The President Is the Emperor; the CEOs Rule the World
While reading David Korten’s book, When Empires Rule the World, I had a phone conversation with a friend, Steve Gehring, a corporate attorney in Omaha. When I told him what I was reading, I wasn’t sure how he would respond. But he immediately replied, “Lee, they already do.” He wanted to emphasize that, based on his decades of experience in representing corporations, the “when” in the book title did not refer to a future time of what could happen, but that corporate rule was in effect now. Steve’s opinion added force for me to Korten’s point when Korten writes:
Corporations have emerged as the dominant governance institutions on the planet, with the largest among them reaching into virtually every country of the world and exceeding most governments in size and power. Increasingly, it is the corporate interest rather than the human interest that defines the policy agendas of states and international bodies.”

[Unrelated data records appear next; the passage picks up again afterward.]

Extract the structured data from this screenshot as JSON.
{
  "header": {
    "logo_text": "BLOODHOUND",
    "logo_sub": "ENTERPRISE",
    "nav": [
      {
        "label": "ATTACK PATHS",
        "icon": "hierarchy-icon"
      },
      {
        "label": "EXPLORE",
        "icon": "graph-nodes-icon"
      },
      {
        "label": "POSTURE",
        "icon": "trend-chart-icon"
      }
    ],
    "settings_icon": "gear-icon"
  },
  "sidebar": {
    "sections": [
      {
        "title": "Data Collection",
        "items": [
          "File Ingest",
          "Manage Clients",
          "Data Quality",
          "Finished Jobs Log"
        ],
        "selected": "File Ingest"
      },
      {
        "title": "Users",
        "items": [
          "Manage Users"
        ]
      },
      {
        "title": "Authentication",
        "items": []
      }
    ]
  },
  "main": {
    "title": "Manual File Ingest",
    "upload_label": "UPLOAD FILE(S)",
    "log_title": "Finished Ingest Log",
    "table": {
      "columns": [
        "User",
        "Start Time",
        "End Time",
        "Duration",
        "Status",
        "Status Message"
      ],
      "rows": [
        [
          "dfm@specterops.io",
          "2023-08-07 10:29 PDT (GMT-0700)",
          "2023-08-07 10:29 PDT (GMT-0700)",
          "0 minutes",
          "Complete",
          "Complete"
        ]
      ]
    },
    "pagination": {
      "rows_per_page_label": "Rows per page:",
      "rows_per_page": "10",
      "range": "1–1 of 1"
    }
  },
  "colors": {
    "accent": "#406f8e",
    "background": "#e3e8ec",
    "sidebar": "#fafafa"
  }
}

Before learning of Korten’s book, I had not yet shaken fully free from the notion that politicians and governments are the primary rulers of the world. But the book shattered that notion. What I’d learned in civics class went out the window. I realized that my view may have fit the past, but not the rapidly changing present. Not that I hadn’t been aware of the armies of well-funded corporate lobbyists and the revolving door that sent government leaders into corporations and corporate leaders into governments. But somehow that was not the same as putting corporations and their CEOs on the actual throne of being in charge. The book got me scrambling to catch up with where we are today, not where politicians and news analysts say we are. It was another moment when chunks of my worldview were changing. This chunk was not a minor adjustment. The stars that ruled the world were rearranged in my constellation of who truly were the governing powers.